Was Anderta angeht, stimme ich dir zu. Ich fand sie ebenfalls nicht wirklich sympathisch und ja, ziemlich egoistisch. Außerdem habe ich die Dreiecksgeschichte zwischen Frisan und Londurs nicht gemocht, weil ich generell mit Dreiecken nichts anfangen kann.

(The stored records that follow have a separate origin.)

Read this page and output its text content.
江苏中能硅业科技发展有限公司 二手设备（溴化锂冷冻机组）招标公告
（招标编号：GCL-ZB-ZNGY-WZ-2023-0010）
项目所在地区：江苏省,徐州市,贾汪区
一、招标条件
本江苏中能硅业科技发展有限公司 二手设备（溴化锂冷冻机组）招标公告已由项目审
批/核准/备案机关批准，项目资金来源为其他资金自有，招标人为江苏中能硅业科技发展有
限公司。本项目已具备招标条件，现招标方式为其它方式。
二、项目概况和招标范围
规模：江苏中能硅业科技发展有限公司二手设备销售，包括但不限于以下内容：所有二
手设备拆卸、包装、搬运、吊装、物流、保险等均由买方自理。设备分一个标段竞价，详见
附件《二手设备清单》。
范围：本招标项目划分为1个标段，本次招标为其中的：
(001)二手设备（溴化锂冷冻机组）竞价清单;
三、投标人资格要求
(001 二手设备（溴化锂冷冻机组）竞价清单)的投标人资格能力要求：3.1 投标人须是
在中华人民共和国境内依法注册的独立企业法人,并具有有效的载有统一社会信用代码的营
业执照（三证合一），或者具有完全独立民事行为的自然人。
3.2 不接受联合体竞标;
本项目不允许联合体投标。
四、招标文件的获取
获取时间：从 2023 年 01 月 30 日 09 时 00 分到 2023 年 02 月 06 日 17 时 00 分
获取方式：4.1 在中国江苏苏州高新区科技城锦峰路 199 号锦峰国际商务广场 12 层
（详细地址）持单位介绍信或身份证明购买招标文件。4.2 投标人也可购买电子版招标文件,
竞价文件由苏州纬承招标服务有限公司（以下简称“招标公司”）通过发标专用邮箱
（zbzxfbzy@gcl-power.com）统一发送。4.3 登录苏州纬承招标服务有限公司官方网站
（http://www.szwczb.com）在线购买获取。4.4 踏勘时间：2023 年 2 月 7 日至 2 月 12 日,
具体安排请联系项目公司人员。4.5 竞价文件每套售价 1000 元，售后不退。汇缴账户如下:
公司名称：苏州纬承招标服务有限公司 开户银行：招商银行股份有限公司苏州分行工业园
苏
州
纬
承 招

Was Londurs angeht, bin ich nicht deiner Meinung. Auch ihn fand ich nicht sonderlich sympathisch, aber den Punkt mit den Vorurteilen, denen er sich ausgesetzt sieht und den du ja auch angesprochen hast, fand ich sehr gut. Mich hat allerdings genervt, dass permanent dicke Luft zwischen den Charakteren herrscht. Anderta ist genervt, dass Illie und Sanjan ihre Beziehung stören und beide dauernd quasseln. Londurs ist von Sanjan genervt, weil er ein Kind ist. Sanjan ist genervt, weil Londurs ihn nicht mag. Frisan und Londurs mögen sich gegenseitig nicht, weil sie beide Interesse an Anderta haben. Rustan mag Anderta nicht, weil sie Tirasan entführt hat. Anderta mag Tirasan nicht, weil er ihre Wirklichkeit genommen hat usw. usw. Das war mir viel zu anstrengend.